Rotating Blade Motion
It is sufficient to say that it [the dissymmetry of lift on the rotor] is completely eliminated by the articulation of the rotor blades, which no longer set up a powerful inherent force which must be overcome in order to control the craft.
Juan de la Cierva (1931)
4.1 Introduction
The interdependent coupling of the aerodynamic forces produced on the rotor blades and the resulting blade motion is the key to understanding the behavior of the blade response and in developing a means of giving the pilot positive control over the rotor system. A distinctive feature of helicopter rotors is that articulation in the form of flapping and lead-lag hinges is incorporated at the root of each blade. These may be mechanical hinges, or modem rotor hub designs may use semi-rigid or hingeless flexures that allow motion about a “virtual” hinge location. In either case, the hinges allow each blade to independently flap and lead or lag with respect to the hub plane under the action of varying aerodynamic lift and drag loads (Fig. 4.1). The idea of a flapping hinge for a rotor was first patented by Bartha & Madzer (1913). However, the flapping hinge was first successfully used on an aircraft by Juan de la Cierva with his autogiros (see Chapter 12). The addition of a lead-lag hinge allows in-plane motion of the blade in response to the Coriolis accelerations and forces that are produced when the radius of gyration of the blade changes by virtue of flapping. A pitch bearing is also incorporated into the blade design to allow the blades to feather, providing an ability to change their pitch. This can be done collectively (together) on all blades, thereby changing the magnitude of the rotor thrust, or cyclically, that is, with respect to blade azimuth, thereby changing the phasing of the aerodynamic loads over the disk. The latter allows the rotor disk to tilt so as to reorient the rotor thrust vector and provide the pilot with pitch and roll control of the helicopter.

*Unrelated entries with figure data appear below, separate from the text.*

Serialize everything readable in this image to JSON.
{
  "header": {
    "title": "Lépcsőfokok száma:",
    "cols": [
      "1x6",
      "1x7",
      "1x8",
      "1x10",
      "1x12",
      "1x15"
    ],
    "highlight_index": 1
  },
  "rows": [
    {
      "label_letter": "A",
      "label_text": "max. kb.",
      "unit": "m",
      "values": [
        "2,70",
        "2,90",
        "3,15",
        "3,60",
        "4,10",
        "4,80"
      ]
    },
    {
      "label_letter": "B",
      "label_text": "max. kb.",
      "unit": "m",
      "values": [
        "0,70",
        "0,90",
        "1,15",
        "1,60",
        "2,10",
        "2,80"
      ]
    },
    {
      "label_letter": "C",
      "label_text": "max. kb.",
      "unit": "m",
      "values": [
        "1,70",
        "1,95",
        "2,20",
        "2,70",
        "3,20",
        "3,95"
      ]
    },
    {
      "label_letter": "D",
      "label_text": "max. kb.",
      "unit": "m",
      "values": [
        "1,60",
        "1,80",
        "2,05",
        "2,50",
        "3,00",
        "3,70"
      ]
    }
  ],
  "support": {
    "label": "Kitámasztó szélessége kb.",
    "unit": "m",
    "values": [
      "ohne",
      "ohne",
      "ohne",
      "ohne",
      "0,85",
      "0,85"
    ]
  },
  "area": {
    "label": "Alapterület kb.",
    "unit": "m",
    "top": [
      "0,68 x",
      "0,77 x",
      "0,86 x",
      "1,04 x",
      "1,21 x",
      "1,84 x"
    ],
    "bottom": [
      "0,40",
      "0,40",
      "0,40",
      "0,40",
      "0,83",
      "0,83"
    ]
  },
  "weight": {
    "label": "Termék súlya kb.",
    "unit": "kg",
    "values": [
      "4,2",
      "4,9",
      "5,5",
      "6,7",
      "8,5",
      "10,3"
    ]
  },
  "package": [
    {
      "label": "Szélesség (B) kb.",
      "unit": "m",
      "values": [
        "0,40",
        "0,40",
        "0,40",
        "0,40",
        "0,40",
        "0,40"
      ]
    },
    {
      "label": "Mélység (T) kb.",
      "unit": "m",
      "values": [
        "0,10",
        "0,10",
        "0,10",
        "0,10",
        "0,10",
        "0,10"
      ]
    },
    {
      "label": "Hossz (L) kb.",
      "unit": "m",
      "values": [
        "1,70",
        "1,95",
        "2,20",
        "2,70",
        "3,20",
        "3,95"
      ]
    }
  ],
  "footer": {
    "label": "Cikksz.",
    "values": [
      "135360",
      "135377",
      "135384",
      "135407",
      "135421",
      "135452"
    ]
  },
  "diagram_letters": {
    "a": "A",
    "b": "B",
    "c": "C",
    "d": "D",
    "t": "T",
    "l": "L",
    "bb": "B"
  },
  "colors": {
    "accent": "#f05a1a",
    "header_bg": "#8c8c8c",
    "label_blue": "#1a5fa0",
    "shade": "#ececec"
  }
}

In hovering flight, the flow field is azimuthally axisymmetric and so each blade encounters exactly the same aerodynamic environment. The blades flap up and lag back with respect to the hub and reach a steady equilibrium position under the action of these steady (nonazimuthally varying) aerodynamic and centrifugal forces. The blades will “cone” up to form a static balance between the blade aerodynamic forces and the centrifugal forces, and the rotor disk plane takes on some orientation in inertial space. The centrifugal forces are dominant and sc the coning angles on helicopter rotors always remain relatively small (a few degrees). In addition, the aerodynamic drag forces on the blades cause them to lag back. Because the drag forces are only a fraction of the lift forces and are overpowered by the centrifugal forces, the lag angle displacements are even smaller than the coning angles.

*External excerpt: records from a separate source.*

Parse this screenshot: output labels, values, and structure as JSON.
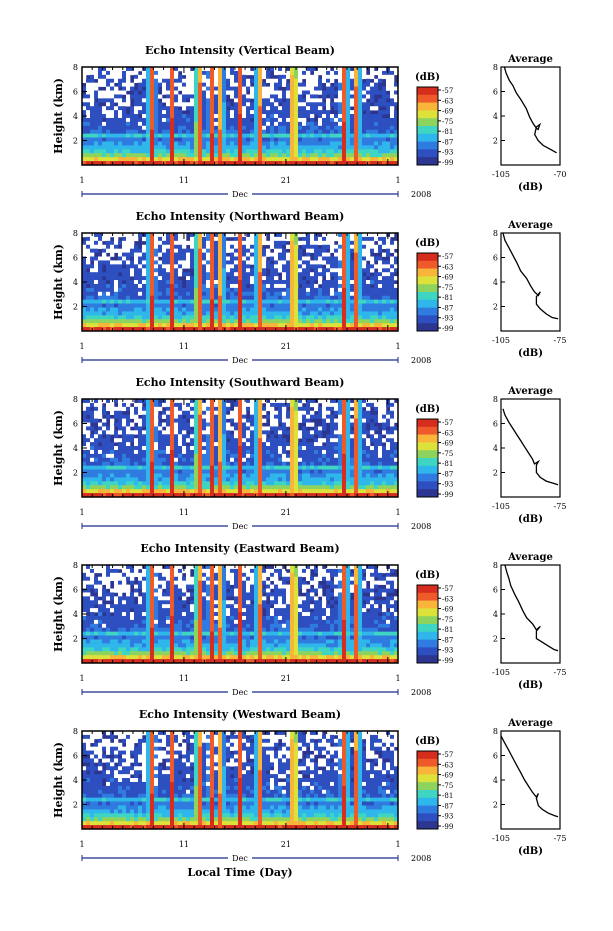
{
  "figure": {
    "xlabel_bottom": "Local Time (Day)"
  },
  "chart_data": [
    {
      "type": "heatmap",
      "title": "Echo Intensity (Vertical Beam)",
      "ylabel": "Height (km)",
      "x_ticks": [
        "1",
        "11",
        "21",
        "1"
      ],
      "month_label": "Dec",
      "year_label": "2008",
      "ylim": [
        0,
        8
      ],
      "y_ticks": [
        "2",
        "4",
        "6",
        "8"
      ],
      "colorbar": {
        "unit": "(dB)",
        "ticks": [
          "-57",
          "-63",
          "-69",
          "-75",
          "-81",
          "-87",
          "-93",
          "-99"
        ]
      },
      "profile": {
        "title": "Average",
        "xlabel": "(dB)",
        "x_ticks": [
          "-105",
          "-70"
        ],
        "xlim": [
          -105,
          -70
        ],
        "points": [
          [
            -103,
            8
          ],
          [
            -102,
            7.5
          ],
          [
            -100,
            6.9
          ],
          [
            -98,
            6.5
          ],
          [
            -96,
            5.9
          ],
          [
            -93,
            5.3
          ],
          [
            -90,
            4.6
          ],
          [
            -88,
            3.9
          ],
          [
            -86,
            3.4
          ],
          [
            -84,
            3.0
          ],
          [
            -83,
            2.9
          ],
          [
            -82,
            3.3
          ],
          [
            -84,
            3.1
          ],
          [
            -85,
            2.5
          ],
          [
            -83,
            2.0
          ],
          [
            -80,
            1.6
          ],
          [
            -76,
            1.3
          ],
          [
            -72,
            1.0
          ]
        ]
      }
    },
    {
      "type": "heatmap",
      "title": "Echo Intensity (Northward Beam)",
      "ylabel": "Height (km)",
      "x_ticks": [
        "1",
        "11",
        "21",
        "1"
      ],
      "month_label": "Dec",
      "year_label": "2008",
      "ylim": [
        0,
        8
      ],
      "y_ticks": [
        "2",
        "4",
        "6",
        "8"
      ],
      "colorbar": {
        "unit": "(dB)",
        "ticks": [
          "-57",
          "-63",
          "-69",
          "-75",
          "-81",
          "-87",
          "-93",
          "-99"
        ]
      },
      "profile": {
        "title": "Average",
        "xlabel": "(dB)",
        "x_ticks": [
          "-105",
          "-75"
        ],
        "xlim": [
          -105,
          -75
        ],
        "points": [
          [
            -104,
            8
          ],
          [
            -103,
            7.4
          ],
          [
            -101,
            6.8
          ],
          [
            -99,
            6.2
          ],
          [
            -97,
            5.6
          ],
          [
            -95,
            4.9
          ],
          [
            -92,
            4.3
          ],
          [
            -90,
            3.7
          ],
          [
            -88,
            3.2
          ],
          [
            -86,
            2.9
          ],
          [
            -85,
            3.2
          ],
          [
            -87,
            2.8
          ],
          [
            -87,
            2.2
          ],
          [
            -85,
            1.8
          ],
          [
            -82,
            1.4
          ],
          [
            -79,
            1.1
          ],
          [
            -76,
            1.0
          ]
        ]
      }
    },
    {
      "type": "heatmap",
      "title": "Echo Intensity (Southward Beam)",
      "ylabel": "Height (km)",
      "x_ticks": [
        "1",
        "11",
        "21",
        "1"
      ],
      "month_label": "Dec",
      "year_label": "2008",
      "ylim": [
        0,
        8
      ],
      "y_ticks": [
        "2",
        "4",
        "6",
        "8"
      ],
      "colorbar": {
        "unit": "(dB)",
        "ticks": [
          "-57",
          "-63",
          "-69",
          "-75",
          "-81",
          "-87",
          "-93",
          "-99"
        ]
      },
      "profile": {
        "title": "Average",
        "xlabel": "(dB)",
        "x_ticks": [
          "-105",
          "-75"
        ],
        "xlim": [
          -105,
          -75
        ],
        "points": [
          [
            -104,
            7.2
          ],
          [
            -103,
            6.7
          ],
          [
            -101,
            6.1
          ],
          [
            -99,
            5.6
          ],
          [
            -97,
            5.1
          ],
          [
            -95,
            4.6
          ],
          [
            -93,
            4.1
          ],
          [
            -91,
            3.6
          ],
          [
            -89,
            3.1
          ],
          [
            -88,
            2.7
          ],
          [
            -86,
            2.9
          ],
          [
            -87,
            2.6
          ],
          [
            -87,
            2.0
          ],
          [
            -85,
            1.6
          ],
          [
            -82,
            1.3
          ],
          [
            -78,
            1.1
          ],
          [
            -76,
            1.0
          ]
        ]
      }
    },
    {
      "type": "heatmap",
      "title": "Echo Intensity (Eastward Beam)",
      "ylabel": "Height (km)",
      "x_ticks": [
        "1",
        "11",
        "21",
        "1"
      ],
      "month_label": "Dec",
      "year_label": "2008",
      "ylim": [
        0,
        8
      ],
      "y_ticks": [
        "2",
        "4",
        "6",
        "8"
      ],
      "colorbar": {
        "unit": "(dB)",
        "ticks": [
          "-57",
          "-63",
          "-69",
          "-75",
          "-81",
          "-87",
          "-93",
          "-99"
        ]
      },
      "profile": {
        "title": "Average",
        "xlabel": "(dB)",
        "x_ticks": [
          "-105",
          "-75"
        ],
        "xlim": [
          -105,
          -75
        ],
        "points": [
          [
            -103,
            8
          ],
          [
            -102,
            7.4
          ],
          [
            -101,
            6.9
          ],
          [
            -100,
            6.3
          ],
          [
            -98,
            5.6
          ],
          [
            -96,
            5.0
          ],
          [
            -94,
            4.3
          ],
          [
            -92,
            3.7
          ],
          [
            -89,
            3.2
          ],
          [
            -87,
            2.7
          ],
          [
            -85,
            3.0
          ],
          [
            -87,
            2.6
          ],
          [
            -87,
            2.0
          ],
          [
            -84,
            1.7
          ],
          [
            -81,
            1.4
          ],
          [
            -78,
            1.1
          ],
          [
            -76,
            1.0
          ]
        ]
      }
    },
    {
      "type": "heatmap",
      "title": "Echo Intensity (Westward Beam)",
      "ylabel": "Height (km)",
      "x_ticks": [
        "1",
        "11",
        "21",
        "1"
      ],
      "month_label": "Dec",
      "year_label": "2008",
      "ylim": [
        0,
        8
      ],
      "y_ticks": [
        "2",
        "4",
        "6",
        "8"
      ],
      "colorbar": {
        "unit": "(dB)",
        "ticks": [
          "-57",
          "-63",
          "-69",
          "-75",
          "-81",
          "-87",
          "-93",
          "-99"
        ]
      },
      "profile": {
        "title": "Average",
        "xlabel": "(dB)",
        "x_ticks": [
          "-105",
          "-75"
        ],
        "xlim": [
          -105,
          -75
        ],
        "points": [
          [
            -105,
            7.6
          ],
          [
            -103,
            7.0
          ],
          [
            -101,
            6.4
          ],
          [
            -99,
            5.8
          ],
          [
            -97,
            5.2
          ],
          [
            -95,
            4.6
          ],
          [
            -93,
            4.0
          ],
          [
            -91,
            3.5
          ],
          [
            -89,
            3.0
          ],
          [
            -87,
            2.6
          ],
          [
            -86,
            2.9
          ],
          [
            -87,
            2.5
          ],
          [
            -86,
            1.9
          ],
          [
            -84,
            1.6
          ],
          [
            -81,
            1.3
          ],
          [
            -78,
            1.1
          ],
          [
            -76,
            1.0
          ]
        ]
      }
    }
  ]
}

As the helicopter moves into forward flight, the asymmetry of the onset flow and dynamic pressure over the disk produces aerodynamic forces that are functions of blade azimuth position (i. e., cyclically varying airloads are now produced). The flapping hinge allows each blade to freely flap up and down in a periodic manner with respect to azimuth angle
Figure 4.1 Schematic showing flapping, lead-lag and feathering motion of a rotor blade. |
under the action of these varying aerodynamic loads. The blades reach an equilibrium condition again when the local changes in angle of attack (AoA) and the aerodynamic loads produced as a result of blade flapping are sufficient to compensate for the local changes in the airloads resulting from variations in dynamic pressure. In the words of Cierva, the blades were “free to move in a sort of flapping motion wherever they liked according to the effects of the air upon them.” The rotor disk, therefore, naturally wants to takes up a new orientation in space, although this may not be the desired orientation. Positive control of the blade pitch is required to cyclically adjust the magnitude and phasing of the aerodynamic loads to bring the rotor to a desired orientation.

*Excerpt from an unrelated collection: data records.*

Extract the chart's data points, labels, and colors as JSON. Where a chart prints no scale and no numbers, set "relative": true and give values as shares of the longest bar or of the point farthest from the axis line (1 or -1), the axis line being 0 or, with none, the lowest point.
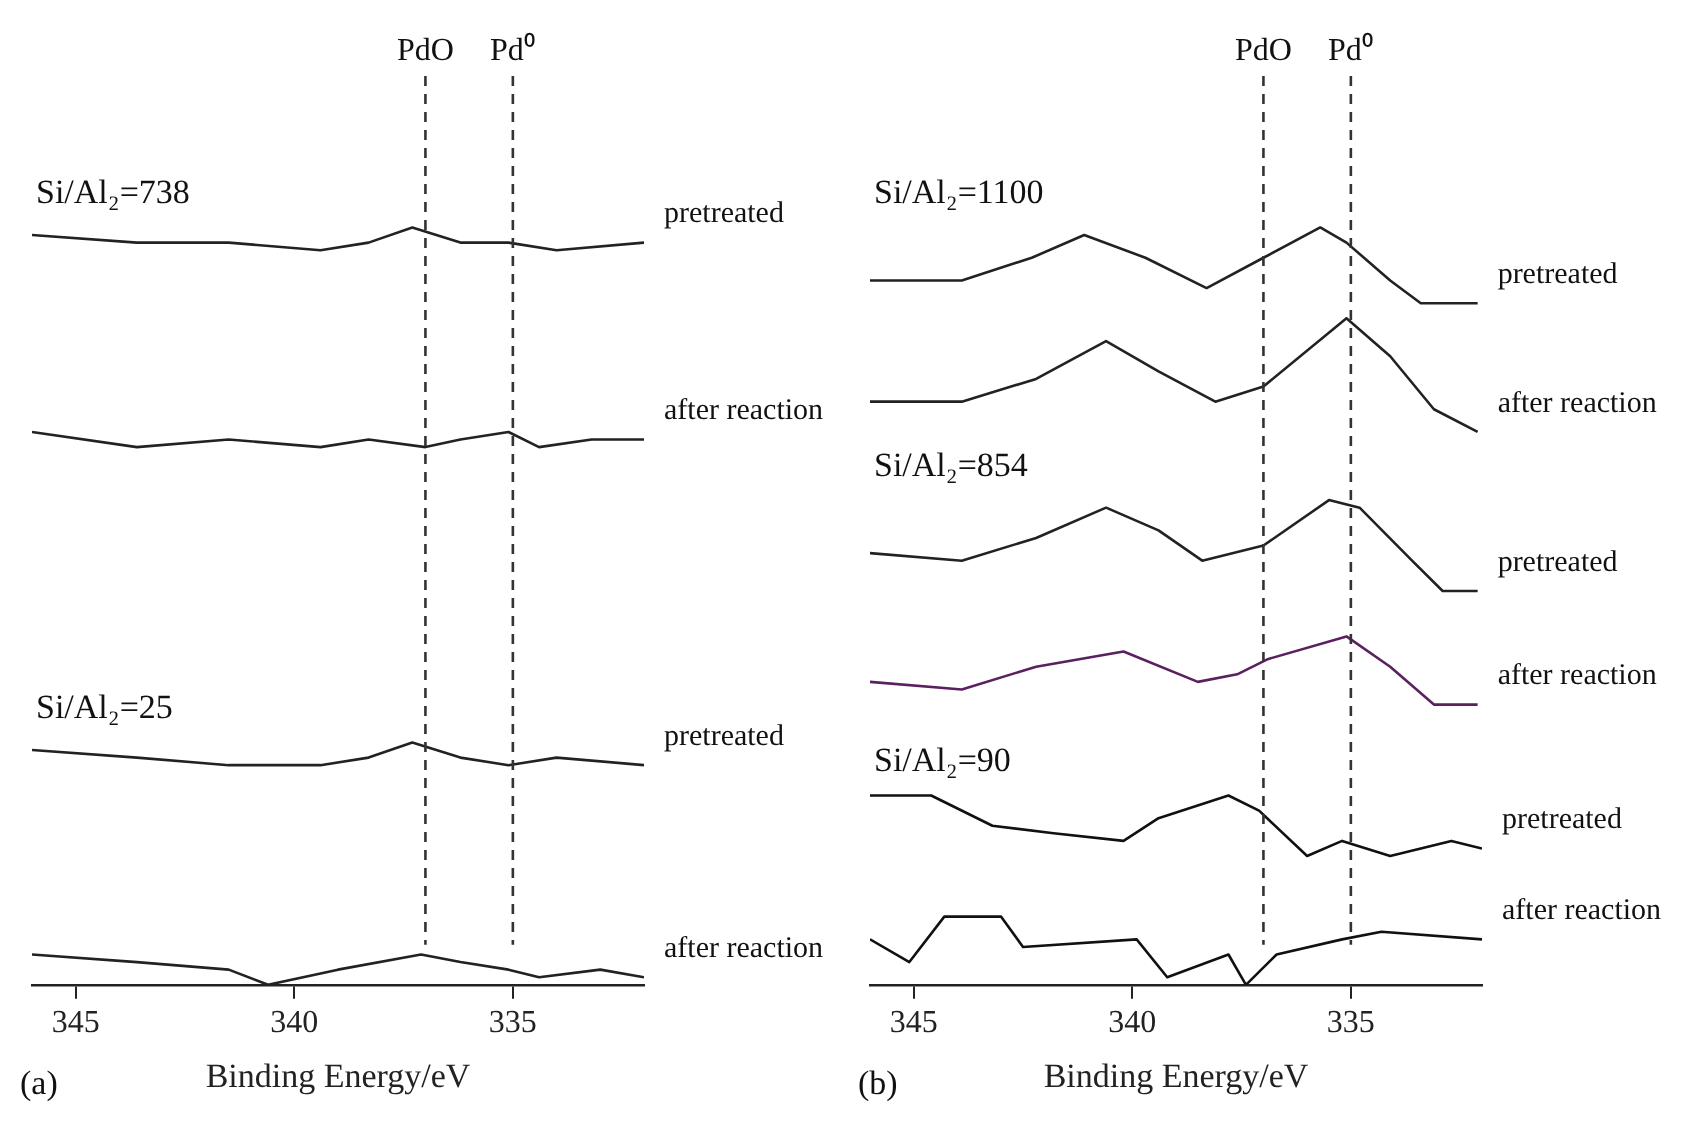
{
  "chart_data": [
    {
      "type": "line",
      "relative": true,
      "xlabel": "Binding Energy/eV",
      "xlim": [
        346,
        332
      ],
      "xticks": [
        345,
        340,
        335
      ],
      "series": [
        {
          "name": "pretreated",
          "color": "#222222",
          "x": [
            346,
            343.6,
            341.5,
            339.4,
            338.3,
            337.3,
            336.2,
            335.1,
            334,
            332
          ],
          "values": [
            0.99,
            0.98,
            0.98,
            0.97,
            0.98,
            1.0,
            0.98,
            0.98,
            0.97,
            0.98
          ]
        },
        {
          "name": "after reaction",
          "color": "#222222",
          "x": [
            346,
            343.6,
            341.5,
            339.4,
            338.3,
            337.0,
            336.2,
            335.1,
            334.4,
            333.2,
            332
          ],
          "values": [
            0.73,
            0.71,
            0.72,
            0.71,
            0.72,
            0.71,
            0.72,
            0.73,
            0.71,
            0.72,
            0.72
          ]
        },
        {
          "name": "pretreated",
          "color": "#222222",
          "x": [
            346,
            343.6,
            341.5,
            339.4,
            338.3,
            337.3,
            336.2,
            335.1,
            334,
            332
          ],
          "values": [
            0.31,
            0.3,
            0.29,
            0.29,
            0.3,
            0.32,
            0.3,
            0.29,
            0.3,
            0.29
          ]
        },
        {
          "name": "after reaction",
          "color": "#222222",
          "x": [
            346,
            343.6,
            341.5,
            340.6,
            339,
            337.1,
            336.2,
            335.1,
            334.4,
            333,
            332
          ],
          "values": [
            0.04,
            0.03,
            0.02,
            0.0,
            0.02,
            0.04,
            0.03,
            0.02,
            0.01,
            0.02,
            0.01
          ]
        }
      ],
      "ref_lines": [
        {
          "axis": "x",
          "value": 337,
          "label": "PdO",
          "line_style": "dashed",
          "color": "#333333"
        },
        {
          "axis": "x",
          "value": 335,
          "label": "Pd⁰",
          "line_style": "dashed",
          "color": "#333333"
        }
      ],
      "annotations": [
        "Si/Al₂=738",
        "Si/Al₂=25",
        "(a)"
      ]
    },
    {
      "type": "line",
      "relative": true,
      "xlabel": "Binding Energy/eV",
      "xlim": [
        346,
        332
      ],
      "xticks": [
        345,
        340,
        335
      ],
      "series": [
        {
          "name": "pretreated",
          "color": "#222222",
          "x": [
            346,
            343.9,
            342.3,
            341.1,
            339.7,
            338.3,
            337.0,
            335.7,
            335.1,
            334.1,
            333.4,
            332.1
          ],
          "values": [
            0.93,
            0.93,
            0.96,
            0.99,
            0.96,
            0.92,
            0.96,
            1.0,
            0.98,
            0.93,
            0.9,
            0.9
          ]
        },
        {
          "name": "after reaction",
          "color": "#222222",
          "x": [
            346,
            343.9,
            342.2,
            340.6,
            339.4,
            338.1,
            337.0,
            335.1,
            334.1,
            333.1,
            332.1
          ],
          "values": [
            0.77,
            0.77,
            0.8,
            0.85,
            0.81,
            0.77,
            0.79,
            0.88,
            0.83,
            0.76,
            0.73
          ]
        },
        {
          "name": "pretreated",
          "color": "#222222",
          "x": [
            346,
            343.9,
            342.2,
            340.6,
            339.4,
            338.4,
            337.0,
            335.5,
            334.8,
            333.6,
            332.9,
            332.1
          ],
          "values": [
            0.57,
            0.56,
            0.59,
            0.63,
            0.6,
            0.56,
            0.58,
            0.64,
            0.63,
            0.56,
            0.52,
            0.52
          ]
        },
        {
          "name": "after reaction",
          "color": "#5a2060",
          "x": [
            346,
            343.9,
            342.2,
            340.2,
            338.5,
            337.6,
            336.9,
            335.1,
            334.1,
            333.1,
            332.1
          ],
          "values": [
            0.4,
            0.39,
            0.42,
            0.44,
            0.4,
            0.41,
            0.43,
            0.46,
            0.42,
            0.37,
            0.37
          ]
        },
        {
          "name": "pretreated",
          "color": "#111111",
          "x": [
            346,
            344.6,
            343.2,
            341.8,
            340.2,
            339.4,
            337.8,
            337.1,
            336.0,
            335.2,
            334.1,
            332.7,
            332.0
          ],
          "values": [
            0.25,
            0.25,
            0.21,
            0.2,
            0.19,
            0.22,
            0.25,
            0.23,
            0.17,
            0.19,
            0.17,
            0.19,
            0.18
          ]
        },
        {
          "name": "after reaction",
          "color": "#111111",
          "x": [
            346,
            345.1,
            344.3,
            343.0,
            342.5,
            339.9,
            339.2,
            337.8,
            337.4,
            336.7,
            335.2,
            334.3,
            332.0
          ],
          "values": [
            0.06,
            0.03,
            0.09,
            0.09,
            0.05,
            0.06,
            0.01,
            0.04,
            0.0,
            0.04,
            0.06,
            0.07,
            0.06
          ]
        }
      ],
      "ref_lines": [
        {
          "axis": "x",
          "value": 337,
          "label": "PdO",
          "line_style": "dashed",
          "color": "#333333"
        },
        {
          "axis": "x",
          "value": 335,
          "label": "Pd⁰",
          "line_style": "dashed",
          "color": "#333333"
        }
      ],
      "annotations": [
        "Si/Al₂=1100",
        "Si/Al₂=854",
        "Si/Al₂=90",
        "(b)"
      ]
    }
  ]
}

Some of the first theoretical studies of blade flapping and rotor response were undertaken in Great Britain by Lock (1927), Glauert (1928), and Squire (1936), motivated initially by the success of the autogiro. In the United States, Wheatly (1934), Sissingh (1939, 1941), Bailey (1941), and Wald (1943) were responsible for most of the initial work in understanding rotor blade flapping behavior in forward flight. Nikolsky (1944, 1951) gave one of the first formal treatments of the various problems in rotor dynamics and the effect on rotor performance. Bramwell (1976) and Johnson (1980) give the most thorough textbook expositions of rotating blade dynamics and rotor response. Loewy (1969), Reichert (1973), Friedmann (1977, 2004), and Chopra (1990) give good reviews of the complicated coupled dynamics and the various aeroelastic problems associated with helicopter rotors from a research perspective.